Alice memejamkan mata. Pilihan yang diberikan oleh Robert padanya bukanlah pilihan yang menguntungkan. Antara menikah dan mati, dua-duanya tidak ada yang menyelamatkan Alice. Namun, jika menikahi Charles, kemungkinan dia bisa melarikan diri dari kota ini mungkin masih ada. Jadi, dia memutuskan untuk setuju saja sambil mencari celah untuk kabur dari kehidupan mengerikan ini.

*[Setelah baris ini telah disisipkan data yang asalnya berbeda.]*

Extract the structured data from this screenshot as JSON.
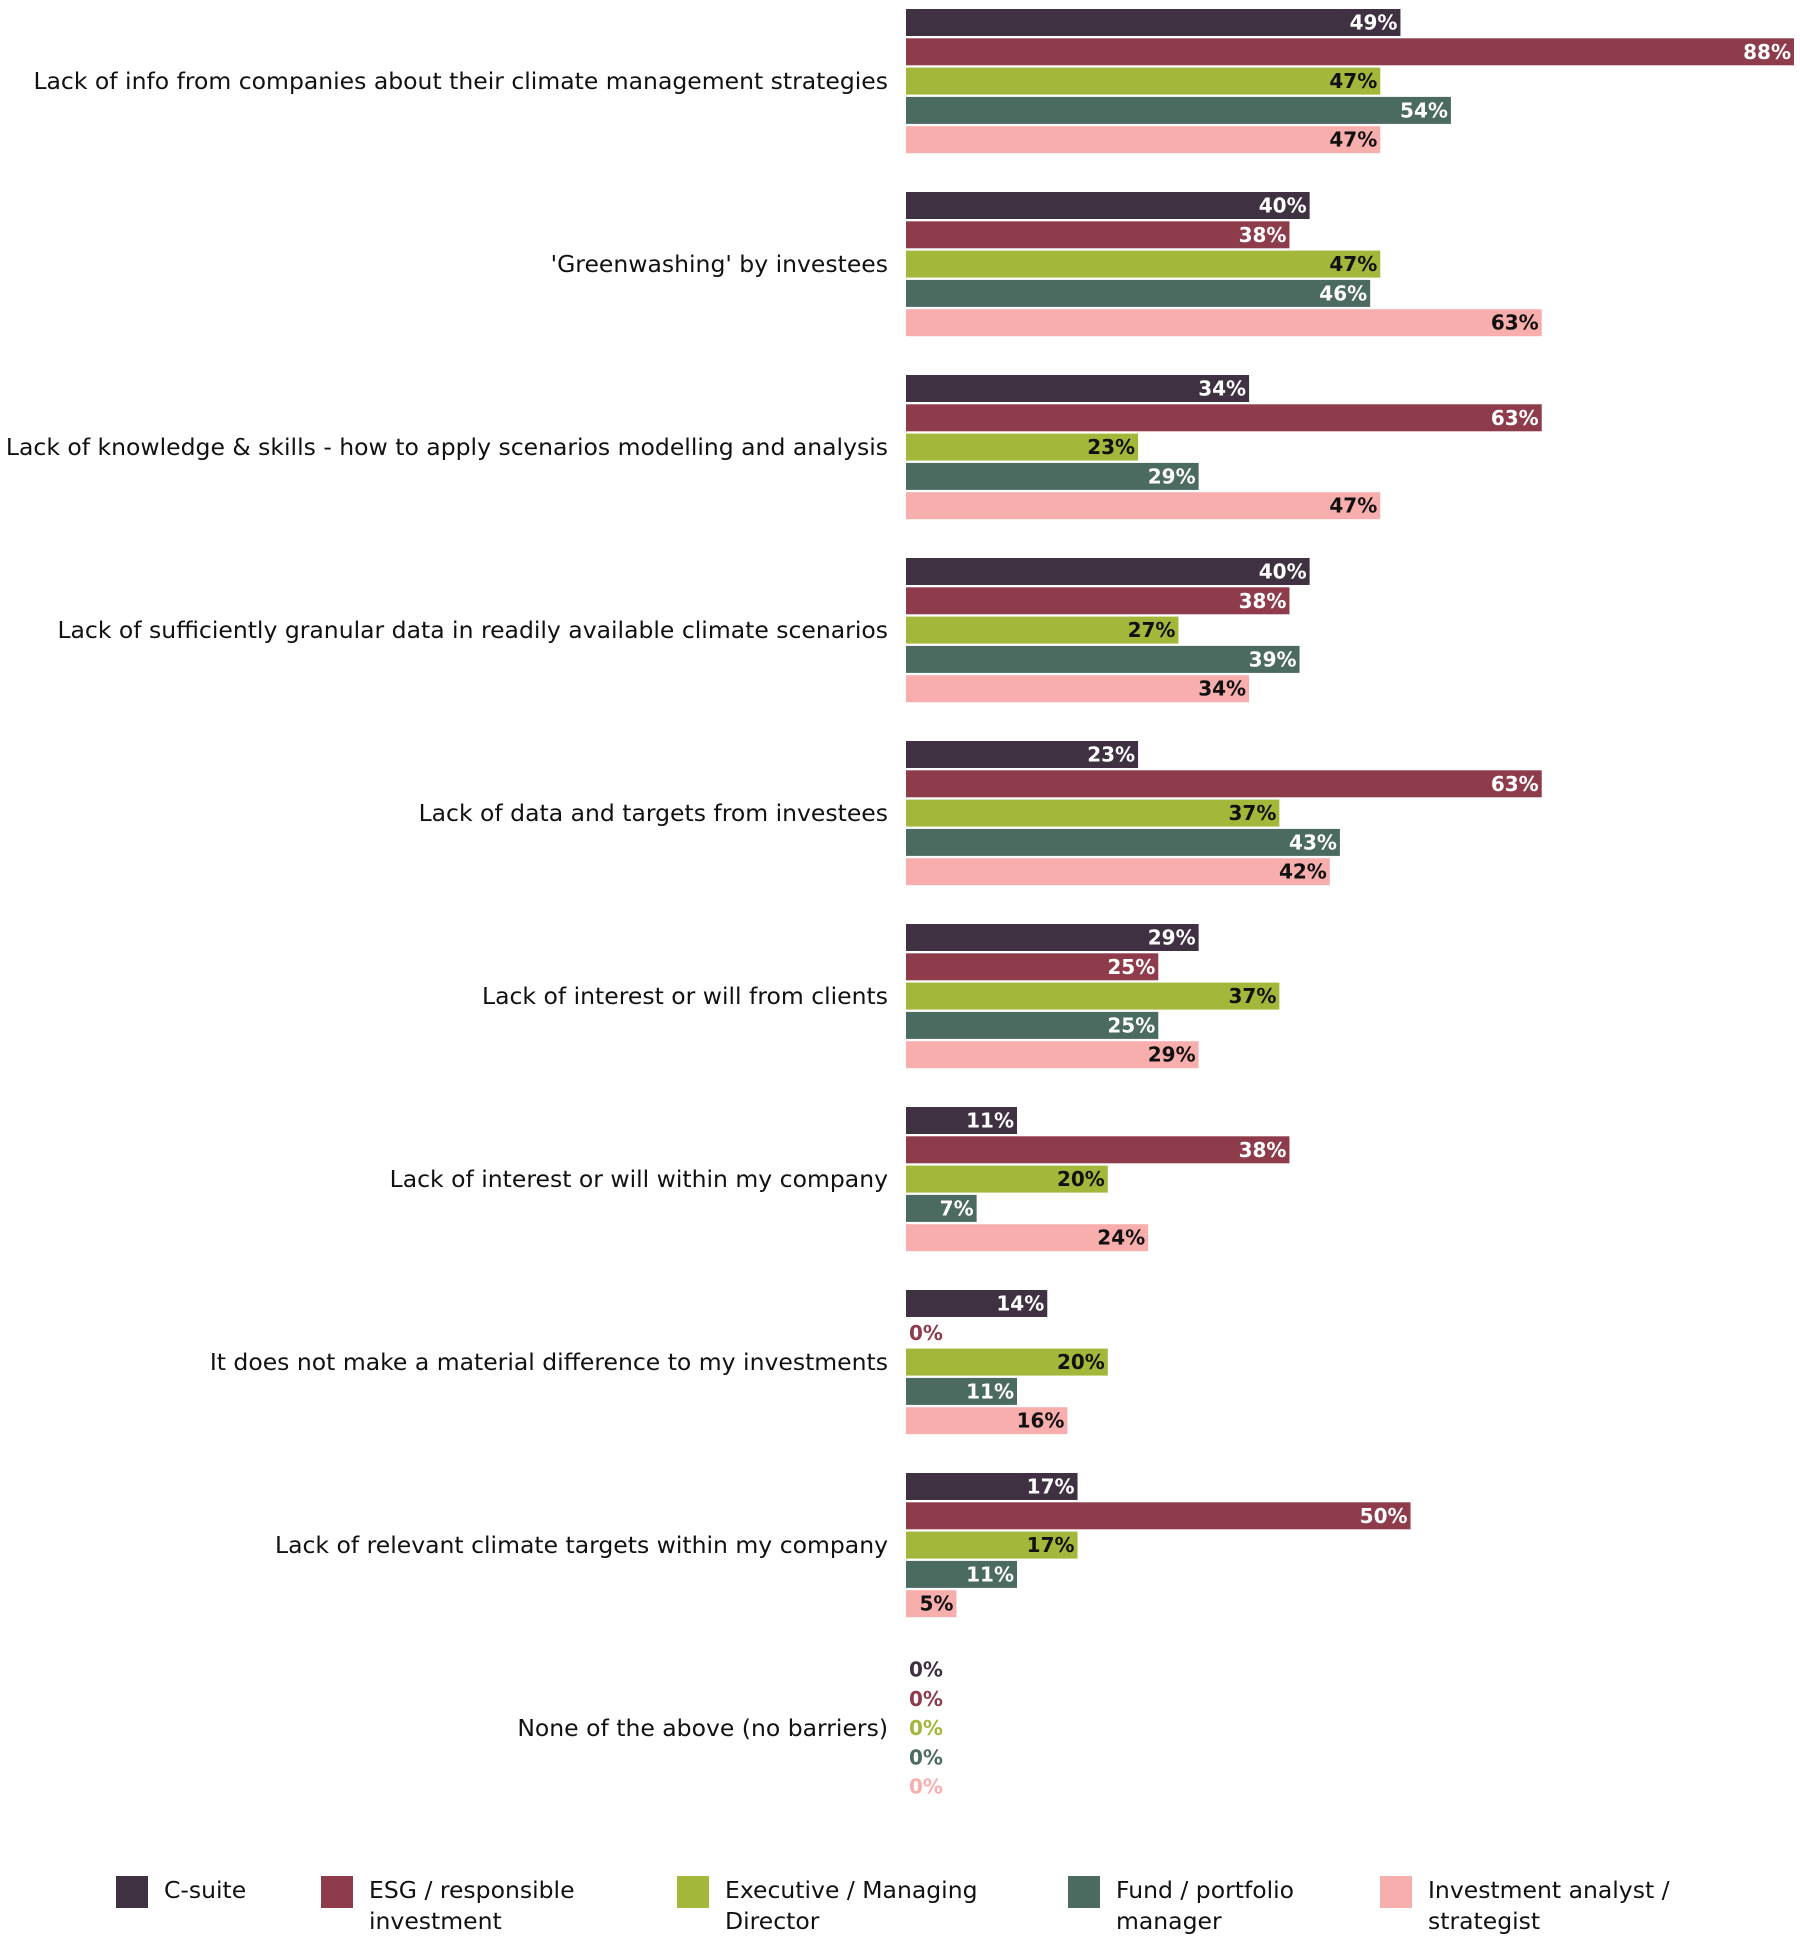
{
  "chart_data": {
    "type": "bar",
    "orientation": "horizontal",
    "categories": [
      "Lack of info from companies about their climate management strategies",
      "'Greenwashing' by investees",
      "Lack of knowledge & skills - how to apply scenarios modelling and analysis",
      "Lack of sufficiently granular data in readily available climate scenarios",
      "Lack of data and targets from investees",
      "Lack of interest or will from clients",
      "Lack of interest or will within my company",
      "It does not make a material difference to my investments",
      "Lack of relevant climate targets within my company",
      "None of the above (no barriers)"
    ],
    "series": [
      {
        "name": "C-suite",
        "color": "#3f3042",
        "label_color": "#ffffff",
        "values": [
          49,
          40,
          34,
          40,
          23,
          29,
          11,
          14,
          17,
          0
        ]
      },
      {
        "name": "ESG / responsible investment",
        "color": "#8e3b4b",
        "label_color": "#ffffff",
        "values": [
          88,
          38,
          63,
          38,
          63,
          25,
          38,
          0,
          50,
          0
        ]
      },
      {
        "name": "Executive / Managing Director",
        "color": "#a3b83a",
        "label_color": "#111111",
        "values": [
          47,
          47,
          23,
          27,
          37,
          37,
          20,
          20,
          17,
          0
        ]
      },
      {
        "name": "Fund / portfolio manager",
        "color": "#4b6a60",
        "label_color": "#ffffff",
        "values": [
          54,
          46,
          29,
          39,
          43,
          25,
          7,
          11,
          11,
          0
        ]
      },
      {
        "name": "Investment analyst / strategist",
        "color": "#f9aeae",
        "label_color": "#111111",
        "values": [
          47,
          63,
          47,
          34,
          42,
          29,
          24,
          16,
          5,
          0
        ]
      }
    ],
    "legend_lines": [
      [
        "C-suite"
      ],
      [
        "ESG / responsible",
        "investment"
      ],
      [
        "Executive / Managing",
        "Director"
      ],
      [
        "Fund / portfolio",
        "manager"
      ],
      [
        "Investment analyst /",
        "strategist"
      ]
    ],
    "value_suffix": "%",
    "xlim": [
      0,
      88
    ],
    "grid": false,
    "legend_position": "bottom",
    "title": "",
    "xlabel": "",
    "ylabel": ""
  }
}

“Terserah kalau itu maumu! Aku harap bisa lepas dari saudara tiri yang keji sepertimu!”
Cengkeraman tangan Robert di pipi Alice mulai mengendur. Tatapan mengerikan laki-laki itu juga sudah berganti dengan seringai licik.
Robert merapikan pakaiannya dan tersenyum ke arah seorang wanita yang ditugaskan untuk merias Alice di hari pertunangan ini. “Pastikan dia jadi gadis cantik yang tidak ada tandingannya. Aku ingin dia menjadi gadis yang paling cantik di kota ini!”
Robert tentu sangat bahagia karena pernikahan Alice akan mendatangkan banyak uang untuknya. Baru rencana pertunangan saja dia sudah dibelikan mobil baru dan uang yang cukup banyak, tidak terbayang kalau Alice jadi menikah dengan Charles, dia pasti akan dibelikan rumah mewah dan perusahaan seperti yang dijanjikan Charles.
Setelah Robert meninggalkan ruangan, Alice mulai menangis tersedu dan menumpahkan segala kesedihannya. Sementara wanita yang diperintahkan Robert untuk merias Alice, jadi kebingungan sekaligus takut kalau sampai Robert kembali dan adiknya belum siap.
“Nona, jangan menangis! Itu akan membuat pekerjaan saya jadi sulit!”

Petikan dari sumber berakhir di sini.